En 1911, ces mots éclairent bien sûr l’élaboration, exactement contemporaine, du recueil de poèmes Klänge — que Kandinsky publiera en 1913. L’ouvrage, qui rassemble trente-huit poèmes en prose et cinquane-cinq gravures sur bois, compose un ensemble organique où le mot se détache de son usage littéraire pour devenir matière, pulsation, vibration. Kandinsky en explore la « pure sonorité », tout comme les gravures mettent en œuvre l’autonomie de la couleur et des formes.
Sous la forme d’un recueil poétique, Klänge matérialise donc le système des arts construit par Kandinsky au tournant des années 1910 sur le modèle intellectuel et sensible de la musique. Un système dont l’ouvrage Du Spirituel dans l’art donne une existence théorique, et que l’Almanach du Blaue Reiter, esquissé aussi en 1911 et publié en 1912, exprime à travers une collaboration éditoriale.
L’Almanach réunit en effet une série d’articles commentant aussi bien l’art musical d’Alexandre Scriabine, le projet scénique Sonorité jaune de Kandinsky, l’art du peintre Robert Delaunay, celui des Fauves allemands, que le rapport du texte à la musique dans les compositions vocales. Ces écrits sont ponctués de reproductions d’œuvres visuelles, anciennes et modernes, mais aussi de partitions de Schönberg, d’Anton Webern et d’Alban Berg.

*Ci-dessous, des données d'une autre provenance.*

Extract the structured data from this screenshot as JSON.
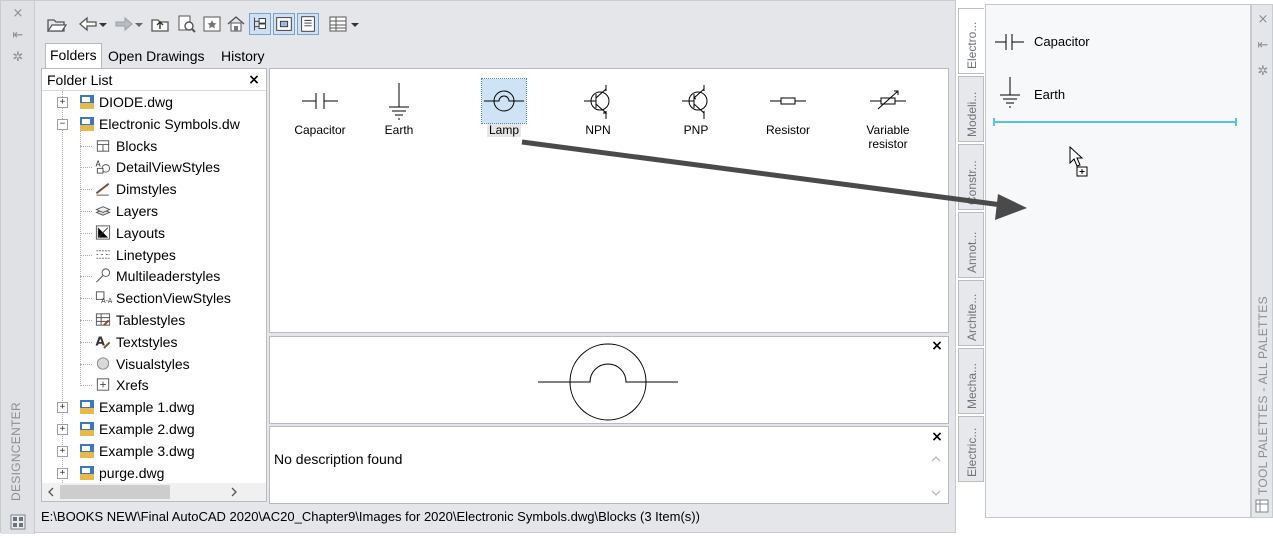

Au mot de composition, j’étais profondément bouleversé et plus tard, je me donnai pour but dans la vie de peindre une “Composition”. Ce mot agissait sur moi comme une prière. Il me remplissait de vénération.
Vassily Kandinsky
Remarquable et inédite, l’unité des arts à l’œuvre dans cet ouvrage accompagne la série des tableaux intitulés Compositions, que Kandinsky travaille à partir de 1909. Achevant sa quête d’un art spirituel affranchi de l’imitation de la nature, ces œuvres misent non seulement sur la sémantique musicale du terme composition, mais expérimentent en peinture un langage abstrait déduit explicitement du modèle musical. Une émulation qu’exprime sans détour Kandinsky en 1913 dans ses Regards sur le passé, s’appropriant un vocabulaire sonore et musical pour traduire la profondeur de l’acte pictural :
« Au mot de composition, j’étais profondément bouleversé et plus tard, je me donnai pour but dans la vie de peindre une “Composition”. Ce mot agissait sur moi comme une prière. Il me remplissait de vénération. Dans les études que je peignais, je me laissais aller. Je pensais peu aux maisons et aux arbres, je traçais sur la toile à la spatule des lignes et des tâches de couleurs et je les laissais chanter aussi fort que je pouvais. En moi résonnait l’heure du crépuscule à Moscou, devant mes yeux j’avais toute la gamme puissante de la lumière de Munich, saturée de couleurs, avec un grondement de tonnerre profond dans les ombres. »
Plus qu’une source d’inspiration, l’art des sons devient donc, pour Kandinsky, un principe générateur, fondant une poétique nouvelle où chaque discipline artistique est appelée à retrouver son autonomie expressive. En un mot, la musique fait système. ◼
* Texte extrait du catalogue de l'exposition « Kandinsky. La musique des couleurs », sous la direction d'Angela Lampe et Marie-Pauline Martin (co-édition Centre Pompidou / Philharmonie de Paris).